December 24, 2007

Impact of the Writers' Strike

The strike between the Writers Guild of America (WGA) and Hollywood studios (Alliance of Motion Picture & Television Producers) is in its eight week now, with no end in sight. Issues are more complicated than just the new media compensation rights that has been mostly highlighted by the press. It also includes jurisdictional rights over Reality TV and animation content (refer AMPTP's web-site).

The big questions is: will the strike accelerate transfer of commercial and creative value to the Internet, and if so, how permanent will be the shift?

Only time will tell about the permanency of the shift, which I think is bound to happen. VCs and new media studios are looking to make opportunistic moves during the strike period. According to LA Times, several writers are looking to launch Web ventures to directly reach viewers online, bypassing Hollywood. The strategy ranges from launching their own studio that creates content exclusively for the Internet, to creating a Guild-sanctioned collaborative studio, to leveraging open social networks like Facebook for new programming distribution.

Although some content created for the Web has seen early success (LonelyGirl15, KateModern, quarterlife, Prom Queen), I'd like to see more energy devoted towards original content that truly leverages new media's three distinguishing characteristics: interactivity, and its social and non-linear aspects. This requires tighter scripts and viewer involvement during unfolding of the story. Other new dimensions will emerge over time through experimentation. Compelling storytelling used for traditional content will always matter, and therefore needs to complement the above new skills required for creating original new media content.

KateModern's integration into Bebo generated ~30M total views for its 127 episodes. Michael Eisner's Prom Queen on MySpace had 15M total views across its 80 episodes. These numbers should have guaranteed net profit for both the shows, though as discussed earlier, we're not going to see economic success of hit shows on the TV reproduced for any original new media content anytime soon.

In the long-run, real success would be seen by original content created specifically for each screen - content that leverages uniqueness of user experience and his/her interaction style on each screen. Putting TV content on the Web, and Web content on the mobile phones will not be sustainable. For watching a movie, theaters will continue to provide the best experience, and cell phones the worst. I don't have all the answers on how screen-specific content may ultimately evolve, but it's safe to guess that video on cell phones would take advantage of its voice feature, mobility and constant proximity, while successful Web videos, as discussed above, would leverage interactivity, social and non-linear nature of the Web, that is unavailable on TV.

In the meantime, it'd be great if Bebo's new initiative, Sofia's Diary, a new series on in association with Sony Pictures TV International, can surpass KateModern's success.

December 12, 2007

Internet video on the TV

The debate on how to bring the vast & rich collection of Internet videos to your living room TV continues. Over the years, several companies have tried, and failed, to sell consumers the third box for their living room (in addition to the cable/satellite set top box and the DVD/music player). The value proposition has simply not been compelling enough (on most fronts: user experience, complexity, cost, etc.).

We thought Apple, the most likely company to succeed, will crack this nut through Apple TV, which was marketed as the 21st century DVD player. In other words, a replacement for one of your current two living room boxes, not an additional third box. Until Steve Jobs called Apple TV a "hobby" - a rather open admittance of defeat.

Can the video game console be the Trojan horse to bring Internet videos to the living room? Microsoft and Sony are definitely betting on it with their IP enabled game consoles.

Can the STB evolve to include the Internet TV functionality?

The intelligence can also move to the TV itself (e.g., new Sony Bravia IP enabled TVs).

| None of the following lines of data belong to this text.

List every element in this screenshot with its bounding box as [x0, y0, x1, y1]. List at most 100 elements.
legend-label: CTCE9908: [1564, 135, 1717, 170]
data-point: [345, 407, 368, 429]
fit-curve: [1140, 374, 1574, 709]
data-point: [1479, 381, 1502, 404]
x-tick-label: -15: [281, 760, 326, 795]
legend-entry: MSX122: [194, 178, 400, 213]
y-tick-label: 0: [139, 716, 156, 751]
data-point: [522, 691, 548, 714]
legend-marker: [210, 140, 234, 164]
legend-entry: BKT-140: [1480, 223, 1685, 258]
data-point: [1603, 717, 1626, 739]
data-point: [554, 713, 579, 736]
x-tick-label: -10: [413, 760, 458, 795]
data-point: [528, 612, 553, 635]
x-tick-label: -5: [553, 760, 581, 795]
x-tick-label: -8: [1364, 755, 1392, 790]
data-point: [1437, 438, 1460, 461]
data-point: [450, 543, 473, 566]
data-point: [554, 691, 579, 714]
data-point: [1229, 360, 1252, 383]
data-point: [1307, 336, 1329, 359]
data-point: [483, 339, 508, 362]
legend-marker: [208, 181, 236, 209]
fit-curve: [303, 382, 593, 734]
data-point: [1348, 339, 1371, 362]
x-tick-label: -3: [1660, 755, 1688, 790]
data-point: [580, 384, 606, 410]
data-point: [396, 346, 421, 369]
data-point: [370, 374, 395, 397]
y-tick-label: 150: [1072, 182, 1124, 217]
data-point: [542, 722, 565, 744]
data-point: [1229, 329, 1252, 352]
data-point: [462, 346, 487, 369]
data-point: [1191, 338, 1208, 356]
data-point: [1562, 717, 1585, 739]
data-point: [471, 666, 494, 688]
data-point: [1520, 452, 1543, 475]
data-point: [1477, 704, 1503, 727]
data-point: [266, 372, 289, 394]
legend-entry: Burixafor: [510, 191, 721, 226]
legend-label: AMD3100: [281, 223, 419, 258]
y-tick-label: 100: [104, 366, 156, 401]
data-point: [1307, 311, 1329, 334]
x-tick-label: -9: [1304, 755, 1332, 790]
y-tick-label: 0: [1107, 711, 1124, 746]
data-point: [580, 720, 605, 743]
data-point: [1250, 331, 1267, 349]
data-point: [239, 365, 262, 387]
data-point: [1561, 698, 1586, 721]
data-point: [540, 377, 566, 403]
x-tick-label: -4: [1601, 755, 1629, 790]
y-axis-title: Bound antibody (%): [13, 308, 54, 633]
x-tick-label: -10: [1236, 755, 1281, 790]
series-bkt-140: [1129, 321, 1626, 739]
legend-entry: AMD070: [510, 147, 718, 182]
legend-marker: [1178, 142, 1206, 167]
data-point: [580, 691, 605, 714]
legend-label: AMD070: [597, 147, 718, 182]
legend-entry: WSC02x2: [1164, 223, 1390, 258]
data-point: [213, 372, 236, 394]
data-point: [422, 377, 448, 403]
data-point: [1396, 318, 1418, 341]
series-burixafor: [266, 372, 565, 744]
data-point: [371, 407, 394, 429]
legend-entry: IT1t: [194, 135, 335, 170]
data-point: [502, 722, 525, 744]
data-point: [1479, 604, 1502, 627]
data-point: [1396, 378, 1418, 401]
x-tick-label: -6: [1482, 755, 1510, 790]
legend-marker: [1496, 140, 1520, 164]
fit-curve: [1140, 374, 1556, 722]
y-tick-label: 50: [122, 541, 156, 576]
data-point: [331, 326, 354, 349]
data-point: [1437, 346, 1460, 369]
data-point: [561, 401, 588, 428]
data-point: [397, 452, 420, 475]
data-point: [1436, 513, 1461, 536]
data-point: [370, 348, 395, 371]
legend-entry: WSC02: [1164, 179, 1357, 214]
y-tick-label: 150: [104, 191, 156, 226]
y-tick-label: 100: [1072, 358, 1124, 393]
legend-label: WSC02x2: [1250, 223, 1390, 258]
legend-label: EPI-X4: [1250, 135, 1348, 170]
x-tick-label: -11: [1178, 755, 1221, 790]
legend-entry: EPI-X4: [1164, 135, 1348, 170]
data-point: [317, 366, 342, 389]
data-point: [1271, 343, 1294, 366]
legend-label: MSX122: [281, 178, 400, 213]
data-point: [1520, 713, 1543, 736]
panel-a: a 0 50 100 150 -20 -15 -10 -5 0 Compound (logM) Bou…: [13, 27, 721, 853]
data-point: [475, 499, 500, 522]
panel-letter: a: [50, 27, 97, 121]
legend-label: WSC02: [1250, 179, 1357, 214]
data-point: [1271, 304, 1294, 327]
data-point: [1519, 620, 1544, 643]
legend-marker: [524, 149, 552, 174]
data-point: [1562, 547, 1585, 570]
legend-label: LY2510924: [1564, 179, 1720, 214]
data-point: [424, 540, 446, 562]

The Wall Street Journal this week ran a comprehensive story on this topic. Interviewing several industry analysts and executives, they presented five reasons on why the convergence has failed and proposed solutions for each reason:

1) Too many boxes. Proposed solution: Blend boxes

2) Too complicated (for users to set up the functionality). Proposed solution: Keep it simple

3) Sticker shock. Proposed solution: Set video free (free, ad-supported model)

4) Limited selection (of currently available walled-garden video libraries). Proposed solution: Open up the boxes

5) Slow downloads. Proposed solution: Faster, smarter (thru new technologies)

I'd suggest reading the full WSJ article (subscription required).